Rokok tanpa cukai menyebabkan kerugian negara karena tidak membayar pajak dan cukai sesuai aturan. Hal ini membuat harga jual rokok ilegal lebih murah dibandingkan produk resmi. Pengusaha yang melanggar aturan ini menghindari kewajiban perpajakan, sehingga merugikan penerimaan negara.
Bupati Majalengka, Eman Suherman, menekankan bahwa tindakan tegas seperti pemusnahan ini merupakan bentuk komitmen pemerintah dalam menjaga kepatuhan terhadap aturan. Ia juga menekankan pentingnya perlindungan masyarakat dari produk ilegal, khususnya rokok.
Eman mengajak seluruh elemen masyarakat untuk mendukung upaya pemberantasan rokok ilegal. Ia berharap masyarakat tidak membeli produk ilegal dan lebih memilih produk yang telah memiliki izin resmi.
Alasan Masyarakat Memilih Rokok Tanpa Cukai
Meski harganya lebih murah, banyak masyarakat memilih rokok tanpa cukai karena harganya yang relatif terjangkau.
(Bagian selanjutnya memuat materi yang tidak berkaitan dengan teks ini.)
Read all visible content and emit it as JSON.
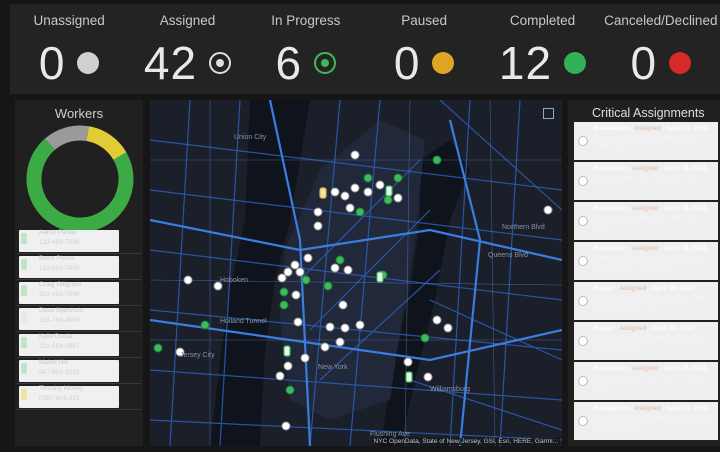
{
  "stats": [
    {
      "label": "Unassigned",
      "value": "0",
      "indicator": "unassigned-dot-icon",
      "color": "#d0d0d0"
    },
    {
      "label": "Assigned",
      "value": "42",
      "indicator": "assigned-ring-icon",
      "color": "#d0d0d0"
    },
    {
      "label": "In Progress",
      "value": "6",
      "indicator": "in-progress-ring-icon",
      "color": "#3dbb5a"
    },
    {
      "label": "Paused",
      "value": "0",
      "indicator": "paused-dot-icon",
      "color": "#e0a526"
    },
    {
      "label": "Completed",
      "value": "12",
      "indicator": "completed-dot-icon",
      "color": "#33b158"
    },
    {
      "label": "Canceled/Declined",
      "value": "0",
      "indicator": "canceled-dot-icon",
      "color": "#d42a2a"
    }
  ],
  "workers": {
    "title": "Workers",
    "donut_segments": [
      {
        "status": "green",
        "fraction": 0.72,
        "color": "#3cab46"
      },
      {
        "status": "gray",
        "fraction": 0.14,
        "color": "#9a9a9a"
      },
      {
        "status": "yellow",
        "fraction": 0.14,
        "color": "#e2cc36"
      }
    ],
    "list": [
      {
        "name": "Aaron Parker",
        "phone": "123-456-7890"
      },
      {
        "name": "Brent Pierce",
        "phone": "123-654-7890"
      },
      {
        "name": "Craig Gillgrass",
        "phone": "321-456-7890"
      },
      {
        "name": "Dave Nyenhuis",
        "phone": "321-789-4560"
      },
      {
        "name": "Kylie Donia",
        "phone": "321-654-0987"
      },
      {
        "name": "Mabel Nio",
        "phone": "987-654-3210"
      },
      {
        "name": "Timothy Money",
        "phone": "0987-654-321"
      }
    ]
  },
  "map": {
    "attribution": "NYC OpenData, State of New Jersey, GSI, Esri, HERE, Garmi...",
    "labels": [
      "Union City",
      "Hoboken",
      "New York",
      "Williamsburg",
      "Flushing Ave",
      "Northern Blvd",
      "Queens Blvd",
      "Holland Tunnel",
      "Jersey City"
    ]
  },
  "critical": {
    "title": "Critical Assignments",
    "items": [
      {
        "type": "Installation",
        "status": "Assigned",
        "date": "April 18, 2018",
        "address": "Garcinia, 233 Bowery, New York, NY 10002, USA"
      },
      {
        "type": "Inspection",
        "status": "Assigned",
        "date": "April 18, 2018",
        "address": "8th Ave, New York, NY 10011, USA"
      },
      {
        "type": "Inspection",
        "status": "Assigned",
        "date": "April 18, 2018",
        "address": "421 Hudson St, New York, NY 10014, USA"
      },
      {
        "type": "Inspection",
        "status": "Assigned",
        "date": "April 18, 2018",
        "address": "Manhattan Stone Industry, 195 Bowery, New York, NY 10002, USA"
      },
      {
        "type": "Repair",
        "status": "Assigned",
        "date": "April 19, 2018",
        "address": "Nine Missions, 61 Columbus Ave, New York, NY 10023, USA"
      },
      {
        "type": "Repair",
        "status": "Assigned",
        "date": "April 20, 2018",
        "address": "Home Scholar, 265 Kent Ave, Brooklyn, NY 11249, USA"
      },
      {
        "type": "Inspection",
        "status": "Assigned",
        "date": "April 20, 2018",
        "address": "414-932 3rd Ave, New York, NY 10022, USA"
      },
      {
        "type": "Installation",
        "status": "Assigned",
        "date": "April 20, 2018",
        "address": "ASW ENERGY, 1625 6th Ave, New York, NY 10019, USA"
      }
    ]
  }
}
Sebuah bungkus rokok tanpa cukai berisi 20 batang hanya dijual seharga Rp 10.000. Rasanya juga tidak jauh berbeda dengan rokok merek ternama yang dijual di pasar.
Rokok ilegal ini biasanya dijual di kios-kios kecil dan pedagang keliling. Penjualan dilakukan secara tertutup dan tidak terlihat oleh masyarakat luas. Beberapa warga mengatakan bahwa ada juga rokok bermerek yang dijual dengan harga murah, namun masih lebih mahal dibandingkan rokok tanpa cukai.
“Hari ini, banyak beredar rokok bermerek dan bercukai dengan harga sangat murah, mulai dari Rp 8.500 hingga Rp 9.000 per bungkus isi 12 batang. Namun, jika dibandingkan dengan rokok tanpa cukai, tetap lebih murah,” kata salah satu warga.
Meskipun demikian, masyarakat juga mengakui bahwa rokok bermerek dengan harga terjangkau bisa menjadi pilihan ketika rokok tanpa cukai tidak tersedia di kios. Dengan begitu, mereka tetap bisa menikmati rokok tanpa harus mengorbankan kenyamanan ekonomi.